Children’s consumption of the internet has shot up dramatically within the last six years. Over 54% of 3-4 year olds own a tablet or phone and teenagers have increased their usage from 17.2 hours to 20.5 hours a week. With this increase of internet exposure, comes a heightened risk of danger. The internet has a dark side and it is more important than ever to have an open and frank conversation with your child about internet safety, as well as putting some safe guards in place. So, what can you do to make the internet safe for your child?
Upon allowing your child to access the internet, switch on the parental controls on the device and with your internet provider. Parental controls will allow you to set a screen limit, restrict inappropriate content and block your child from purchasing apps and racking up a small fortune!
Take the time to show your child the apps and games that they can use and ensure they are not left to explore alone so that you can monitor their use. For older children encourage them to share what they are doing online and take an interest in any games or content that they are enjoying. It is also important to talk to your children about topics such as cyber bullying and grooming and to encourage them to confide in you if anything upsets them.

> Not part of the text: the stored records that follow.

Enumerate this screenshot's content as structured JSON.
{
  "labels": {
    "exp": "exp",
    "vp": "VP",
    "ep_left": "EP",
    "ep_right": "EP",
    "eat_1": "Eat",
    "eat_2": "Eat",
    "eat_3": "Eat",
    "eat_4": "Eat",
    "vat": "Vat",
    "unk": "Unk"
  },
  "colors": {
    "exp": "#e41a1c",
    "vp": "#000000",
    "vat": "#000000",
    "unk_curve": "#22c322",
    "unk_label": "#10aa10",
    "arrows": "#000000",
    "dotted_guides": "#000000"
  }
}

Discuss the dangers of giving out any personal information such as email addresses, phone numbers and school names. Extend upon this conversation to older children. There has been a lot of news exposure in recent years about the increase of “revenge porn”, which is where private explicit material has been shared across the internet without the owner’s consent. Have a very honest conversation with older children about sending any explicit content by showing news reports and, emphasise that this can have an everlasting impact on their future.
Encourage the use of child friendly search sites such as Swiggle. These are a great way of exploring the internet not only safely but reliably. Older children may come across fake news on social media so ensure that they know how to find out the facts for themselves without taking an article at face value.
Make it fun
With younger children, create a poster together highlighting the dos and don’ts of the internet. Make it bright and bold and pin it up for the family to see. There are some great online games made specifically for children which teach them about internet safety in a fun and educational way.
As children get older it can be difficult to maintain these safety barriers, especially if they have a mobile phone and join social media websites. It can be a very tricky time as you balance their need for freedom with their safety. Keep the communication open and regularly check friend lists on games and watch out for changes in your child’s behaviour. Although the Internet is an incredible source of information and gaming, it is a fast, everchanging environment and can leave your child vulnerable. By laying down some guidelines, and having an awareness of what they are doing online will help you to keep your child safe.